In central diabetes insipidus (inadequate production), the urine specific gravity will increase 50% or more in response to the injection of ADH.  In nephrogenic diabetes insipidus, no change will occur; the tubules are unable to respond.

 

II      Canine Urolithiasis

Uroliths are macroscopic mineral structures in the urinary tract:  in other words, they're stones or calculi.  They are formed of minerals and a matrix, the organic part that "glues" the mineral together to make the stone.  The matrix generally makes up less than 5% of a canine urolith.

Most uroliths are located in the bladder and urethra, and can affect any age dog, although they are most common in dogs that are 3 - 7 years old.  Females are more commonly affected, and most stones are primarily struvite.  Breeds such as the miniature Schnauzer, corgi, Lhasa apso, and dalmation are prone to develop stones. 

Clinical signs vary with the size, type, number and location of stones.  They can include pollakiuria, hematuria, stranguria, anuria, distended bladder, tenesmus and incontinence.  Urinary tract infections may predispose a dog to urolithiasis or may be secondary to urolithiasis.

Canine urolithiasis is diagnosed based on signalment, signs, urinalysis, and radiographs or ultrasound.  Uroliths can be sent to referral labs to determine their exact composition.  The most common uroliths are made of struvite, especially in female and young male dogs, making up 60 - 70% of all canine stones.

 

III.    Feline Lower Urinary Tract Disease (FLUTD)

FLUTD is a group of idiopathic lower urinary tract diseases that are characterized by hematuria and dysuria.  Urethral plugs may form; unlike the canine urolith, these structures are predominately matrix and are typically soft, paste-like and compressible.  The primary mineral is usually struvite or calcium oxalate.

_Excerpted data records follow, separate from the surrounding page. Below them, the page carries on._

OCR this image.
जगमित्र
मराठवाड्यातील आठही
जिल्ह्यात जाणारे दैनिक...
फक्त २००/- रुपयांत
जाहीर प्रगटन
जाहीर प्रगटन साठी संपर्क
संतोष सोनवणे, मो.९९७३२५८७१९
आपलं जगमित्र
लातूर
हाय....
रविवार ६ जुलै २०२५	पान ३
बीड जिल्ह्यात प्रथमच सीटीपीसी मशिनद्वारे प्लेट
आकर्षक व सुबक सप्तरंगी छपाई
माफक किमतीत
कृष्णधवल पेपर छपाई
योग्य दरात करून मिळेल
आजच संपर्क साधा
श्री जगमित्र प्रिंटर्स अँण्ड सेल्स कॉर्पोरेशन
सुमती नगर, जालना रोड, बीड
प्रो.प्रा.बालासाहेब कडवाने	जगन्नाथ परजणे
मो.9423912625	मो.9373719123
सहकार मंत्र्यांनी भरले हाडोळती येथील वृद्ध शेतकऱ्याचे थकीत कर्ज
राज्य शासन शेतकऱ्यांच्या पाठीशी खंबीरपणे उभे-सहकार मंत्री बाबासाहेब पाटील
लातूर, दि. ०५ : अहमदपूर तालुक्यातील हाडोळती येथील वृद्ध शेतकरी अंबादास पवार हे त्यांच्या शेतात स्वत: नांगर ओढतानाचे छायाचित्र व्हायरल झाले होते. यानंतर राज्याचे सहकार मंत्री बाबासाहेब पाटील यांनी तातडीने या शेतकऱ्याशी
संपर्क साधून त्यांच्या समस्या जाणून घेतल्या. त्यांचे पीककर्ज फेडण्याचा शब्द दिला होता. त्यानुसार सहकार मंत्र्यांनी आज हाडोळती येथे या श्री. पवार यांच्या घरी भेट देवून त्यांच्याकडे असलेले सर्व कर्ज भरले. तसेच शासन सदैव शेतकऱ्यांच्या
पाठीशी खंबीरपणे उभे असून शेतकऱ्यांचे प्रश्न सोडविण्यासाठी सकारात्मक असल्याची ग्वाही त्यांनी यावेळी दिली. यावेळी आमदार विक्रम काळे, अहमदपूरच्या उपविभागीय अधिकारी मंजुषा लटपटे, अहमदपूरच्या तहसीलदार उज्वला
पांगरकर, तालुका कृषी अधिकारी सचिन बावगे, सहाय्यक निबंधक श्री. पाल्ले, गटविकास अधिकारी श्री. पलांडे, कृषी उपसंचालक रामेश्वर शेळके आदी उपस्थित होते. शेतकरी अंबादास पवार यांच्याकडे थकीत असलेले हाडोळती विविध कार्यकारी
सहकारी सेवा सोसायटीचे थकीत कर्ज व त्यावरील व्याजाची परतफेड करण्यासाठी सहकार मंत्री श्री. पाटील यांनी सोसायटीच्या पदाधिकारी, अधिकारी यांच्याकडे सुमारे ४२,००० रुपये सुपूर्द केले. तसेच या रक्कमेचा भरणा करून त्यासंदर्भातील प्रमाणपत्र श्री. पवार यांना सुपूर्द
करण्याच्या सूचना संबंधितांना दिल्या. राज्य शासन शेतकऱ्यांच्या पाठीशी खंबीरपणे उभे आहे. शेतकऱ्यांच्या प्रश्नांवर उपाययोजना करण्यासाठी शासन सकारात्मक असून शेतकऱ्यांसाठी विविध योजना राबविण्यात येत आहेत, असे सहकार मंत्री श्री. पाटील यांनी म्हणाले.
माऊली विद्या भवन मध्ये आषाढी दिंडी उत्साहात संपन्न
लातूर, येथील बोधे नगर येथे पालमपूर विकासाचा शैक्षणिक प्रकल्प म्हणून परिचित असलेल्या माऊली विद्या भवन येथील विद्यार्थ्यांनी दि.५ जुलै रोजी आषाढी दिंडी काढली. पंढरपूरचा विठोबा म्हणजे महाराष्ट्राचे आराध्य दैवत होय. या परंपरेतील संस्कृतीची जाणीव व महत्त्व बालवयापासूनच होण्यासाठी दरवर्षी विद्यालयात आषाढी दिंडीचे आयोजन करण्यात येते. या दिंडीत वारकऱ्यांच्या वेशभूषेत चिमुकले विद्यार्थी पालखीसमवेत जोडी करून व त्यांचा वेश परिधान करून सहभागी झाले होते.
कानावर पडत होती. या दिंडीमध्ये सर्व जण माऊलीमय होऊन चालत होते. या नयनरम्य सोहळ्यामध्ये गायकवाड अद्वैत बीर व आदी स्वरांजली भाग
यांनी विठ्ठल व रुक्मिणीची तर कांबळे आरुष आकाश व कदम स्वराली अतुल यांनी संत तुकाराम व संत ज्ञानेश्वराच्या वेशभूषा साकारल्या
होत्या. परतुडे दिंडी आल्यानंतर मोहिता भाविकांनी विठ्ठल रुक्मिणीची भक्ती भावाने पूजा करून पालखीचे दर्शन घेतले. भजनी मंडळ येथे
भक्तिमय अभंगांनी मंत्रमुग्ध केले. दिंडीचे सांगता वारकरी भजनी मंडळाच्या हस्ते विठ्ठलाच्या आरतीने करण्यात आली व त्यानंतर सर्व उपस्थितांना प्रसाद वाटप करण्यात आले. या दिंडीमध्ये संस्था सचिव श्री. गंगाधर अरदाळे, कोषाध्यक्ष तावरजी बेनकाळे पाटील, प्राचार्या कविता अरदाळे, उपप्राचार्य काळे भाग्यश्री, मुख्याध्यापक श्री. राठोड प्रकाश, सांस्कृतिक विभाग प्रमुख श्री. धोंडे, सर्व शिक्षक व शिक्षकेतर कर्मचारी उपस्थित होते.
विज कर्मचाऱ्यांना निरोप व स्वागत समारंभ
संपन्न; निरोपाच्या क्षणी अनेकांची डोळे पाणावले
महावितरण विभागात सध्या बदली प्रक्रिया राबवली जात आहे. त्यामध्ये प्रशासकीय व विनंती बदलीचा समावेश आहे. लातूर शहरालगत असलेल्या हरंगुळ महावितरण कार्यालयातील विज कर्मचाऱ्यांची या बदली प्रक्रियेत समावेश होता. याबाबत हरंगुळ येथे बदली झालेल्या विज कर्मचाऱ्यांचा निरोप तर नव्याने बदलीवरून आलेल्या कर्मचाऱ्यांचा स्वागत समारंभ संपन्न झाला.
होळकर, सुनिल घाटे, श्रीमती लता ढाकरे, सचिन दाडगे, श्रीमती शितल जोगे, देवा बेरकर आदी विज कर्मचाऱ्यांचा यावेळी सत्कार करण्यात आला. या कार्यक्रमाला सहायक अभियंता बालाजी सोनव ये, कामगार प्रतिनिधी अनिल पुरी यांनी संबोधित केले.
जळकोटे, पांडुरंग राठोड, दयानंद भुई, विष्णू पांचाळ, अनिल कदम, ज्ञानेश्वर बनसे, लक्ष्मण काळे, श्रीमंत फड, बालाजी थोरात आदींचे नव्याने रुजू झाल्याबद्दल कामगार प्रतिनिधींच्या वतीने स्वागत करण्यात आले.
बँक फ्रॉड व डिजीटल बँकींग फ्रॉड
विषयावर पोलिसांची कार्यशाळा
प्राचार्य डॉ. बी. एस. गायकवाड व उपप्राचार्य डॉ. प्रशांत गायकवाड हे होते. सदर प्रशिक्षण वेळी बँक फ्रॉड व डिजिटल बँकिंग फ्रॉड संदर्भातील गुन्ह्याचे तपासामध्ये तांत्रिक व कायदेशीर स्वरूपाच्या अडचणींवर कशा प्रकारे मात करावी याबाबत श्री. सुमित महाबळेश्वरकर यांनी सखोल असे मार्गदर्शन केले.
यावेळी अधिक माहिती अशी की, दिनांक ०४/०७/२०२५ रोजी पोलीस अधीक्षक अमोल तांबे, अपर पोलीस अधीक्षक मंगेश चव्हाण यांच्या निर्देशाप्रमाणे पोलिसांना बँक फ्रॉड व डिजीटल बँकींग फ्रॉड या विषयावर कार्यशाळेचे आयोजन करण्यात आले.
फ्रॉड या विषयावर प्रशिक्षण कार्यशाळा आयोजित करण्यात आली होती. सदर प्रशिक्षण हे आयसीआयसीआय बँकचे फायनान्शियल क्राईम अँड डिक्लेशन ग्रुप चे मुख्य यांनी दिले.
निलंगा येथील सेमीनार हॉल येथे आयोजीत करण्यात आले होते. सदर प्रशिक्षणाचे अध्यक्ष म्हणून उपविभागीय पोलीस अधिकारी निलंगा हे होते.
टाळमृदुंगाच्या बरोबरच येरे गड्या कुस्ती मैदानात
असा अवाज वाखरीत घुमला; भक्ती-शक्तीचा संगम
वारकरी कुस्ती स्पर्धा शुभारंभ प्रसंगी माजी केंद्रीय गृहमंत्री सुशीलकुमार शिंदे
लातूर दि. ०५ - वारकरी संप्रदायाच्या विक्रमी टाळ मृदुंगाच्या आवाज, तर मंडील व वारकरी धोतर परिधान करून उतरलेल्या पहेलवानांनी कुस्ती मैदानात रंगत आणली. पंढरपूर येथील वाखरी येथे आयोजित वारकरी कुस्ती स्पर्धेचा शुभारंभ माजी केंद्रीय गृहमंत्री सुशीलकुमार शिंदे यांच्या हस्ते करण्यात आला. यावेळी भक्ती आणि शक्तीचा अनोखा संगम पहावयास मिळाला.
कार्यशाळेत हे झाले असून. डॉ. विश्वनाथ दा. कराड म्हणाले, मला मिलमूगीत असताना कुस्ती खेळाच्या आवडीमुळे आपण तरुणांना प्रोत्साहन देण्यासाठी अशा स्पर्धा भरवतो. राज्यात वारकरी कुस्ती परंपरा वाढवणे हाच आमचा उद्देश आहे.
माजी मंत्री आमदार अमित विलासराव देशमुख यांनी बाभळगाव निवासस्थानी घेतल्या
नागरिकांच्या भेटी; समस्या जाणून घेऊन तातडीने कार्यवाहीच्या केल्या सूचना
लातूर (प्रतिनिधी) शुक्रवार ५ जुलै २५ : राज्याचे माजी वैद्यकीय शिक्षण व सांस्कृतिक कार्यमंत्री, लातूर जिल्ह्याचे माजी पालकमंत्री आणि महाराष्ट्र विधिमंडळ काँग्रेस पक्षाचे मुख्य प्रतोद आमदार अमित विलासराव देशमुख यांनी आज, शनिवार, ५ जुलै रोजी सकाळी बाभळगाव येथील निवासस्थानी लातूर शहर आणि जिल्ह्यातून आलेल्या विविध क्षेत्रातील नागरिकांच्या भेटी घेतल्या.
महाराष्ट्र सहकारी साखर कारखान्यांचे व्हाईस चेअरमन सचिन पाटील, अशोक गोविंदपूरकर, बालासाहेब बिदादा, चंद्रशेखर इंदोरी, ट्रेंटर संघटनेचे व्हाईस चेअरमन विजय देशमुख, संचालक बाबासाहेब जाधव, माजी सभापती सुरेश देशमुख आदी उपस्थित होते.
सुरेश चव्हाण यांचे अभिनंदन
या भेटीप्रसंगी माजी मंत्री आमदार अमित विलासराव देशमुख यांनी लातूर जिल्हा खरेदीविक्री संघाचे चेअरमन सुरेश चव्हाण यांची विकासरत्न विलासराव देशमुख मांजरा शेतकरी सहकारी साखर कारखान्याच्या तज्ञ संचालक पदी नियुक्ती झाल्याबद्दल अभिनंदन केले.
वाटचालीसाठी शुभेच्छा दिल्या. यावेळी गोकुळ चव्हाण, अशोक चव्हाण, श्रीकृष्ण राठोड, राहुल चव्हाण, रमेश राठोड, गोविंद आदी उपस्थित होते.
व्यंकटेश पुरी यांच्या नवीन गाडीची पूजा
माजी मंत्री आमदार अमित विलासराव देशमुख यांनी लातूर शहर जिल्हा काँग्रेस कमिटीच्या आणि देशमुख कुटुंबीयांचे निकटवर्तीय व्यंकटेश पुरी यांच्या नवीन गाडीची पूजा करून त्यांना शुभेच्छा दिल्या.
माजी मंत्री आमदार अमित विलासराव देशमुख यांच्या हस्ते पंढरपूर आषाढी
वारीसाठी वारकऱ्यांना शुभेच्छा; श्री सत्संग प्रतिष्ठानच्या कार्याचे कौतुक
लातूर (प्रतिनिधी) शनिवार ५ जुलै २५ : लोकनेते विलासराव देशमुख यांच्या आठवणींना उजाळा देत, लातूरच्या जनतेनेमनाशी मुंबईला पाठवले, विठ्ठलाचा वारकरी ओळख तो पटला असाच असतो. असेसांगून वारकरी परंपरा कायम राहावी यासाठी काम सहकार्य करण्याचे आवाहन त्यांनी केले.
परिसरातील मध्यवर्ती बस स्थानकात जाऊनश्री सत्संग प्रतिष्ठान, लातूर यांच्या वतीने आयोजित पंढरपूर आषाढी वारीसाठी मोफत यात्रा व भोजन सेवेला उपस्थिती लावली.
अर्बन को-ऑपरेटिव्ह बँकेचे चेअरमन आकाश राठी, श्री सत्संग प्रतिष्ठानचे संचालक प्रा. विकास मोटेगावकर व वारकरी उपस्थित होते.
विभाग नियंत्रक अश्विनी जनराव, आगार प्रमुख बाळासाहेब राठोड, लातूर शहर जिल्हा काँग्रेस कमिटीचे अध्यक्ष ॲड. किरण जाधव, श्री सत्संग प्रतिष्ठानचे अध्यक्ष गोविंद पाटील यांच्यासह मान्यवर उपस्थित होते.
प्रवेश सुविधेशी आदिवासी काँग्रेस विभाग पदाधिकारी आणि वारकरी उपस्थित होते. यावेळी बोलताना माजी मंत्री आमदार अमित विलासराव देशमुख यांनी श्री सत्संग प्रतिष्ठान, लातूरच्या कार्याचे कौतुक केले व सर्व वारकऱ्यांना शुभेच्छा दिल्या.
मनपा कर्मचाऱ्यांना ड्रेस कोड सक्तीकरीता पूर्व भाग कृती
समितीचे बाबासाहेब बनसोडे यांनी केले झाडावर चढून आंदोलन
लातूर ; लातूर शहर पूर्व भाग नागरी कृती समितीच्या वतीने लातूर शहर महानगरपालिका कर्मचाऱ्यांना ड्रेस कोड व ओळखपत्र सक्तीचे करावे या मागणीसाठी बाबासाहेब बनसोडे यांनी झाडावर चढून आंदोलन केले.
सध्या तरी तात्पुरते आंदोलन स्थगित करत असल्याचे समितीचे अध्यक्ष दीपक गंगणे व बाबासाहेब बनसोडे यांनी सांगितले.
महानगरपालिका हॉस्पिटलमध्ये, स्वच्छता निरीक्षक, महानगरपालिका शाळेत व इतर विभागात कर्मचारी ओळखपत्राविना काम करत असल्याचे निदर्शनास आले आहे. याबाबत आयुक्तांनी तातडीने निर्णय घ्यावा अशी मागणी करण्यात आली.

Cats with FLUTD exhibit signs similar to dogs with urolithiasis, plus genital grooming.  Clients often mistaken think that their cat is constipated. 

Approximately 0.5 - 1.0% of the total cat population is affected by FLUTD, but the disease makes up approximately 5 - 10% of the cat visits to a veterinary clinic.  The disease is most frequently seen in cats that are 2 - 6 years old and is more common in Persians and uncommon in Siamese. 

There is no correlation between sex and unobstructed FLUTD, but males are more likely to be obstructed due to their narrower urethra (and this is an emergency...death can occur in 46 - 72 hours after obstruction).

 

Review Questions:

  1. Diabetes insipidus
    a)  What causes central diabetes insipidus?
    b)  What causes nephrogenic diabetes insipidus?
    c)  What is the most common in-clinic test for DI?
    d)  What are the 2 contra-indications for this test?
    e)  If an animal fails or is contraindicated for this test, what test should be done?

  2. FLUTD
    a)  What is this?
    b)  What are urethral plugs?
    c)  What do many clients think is wrong with a cat with FLUTD?
    d)  What is the correlation of sex with FLUTD?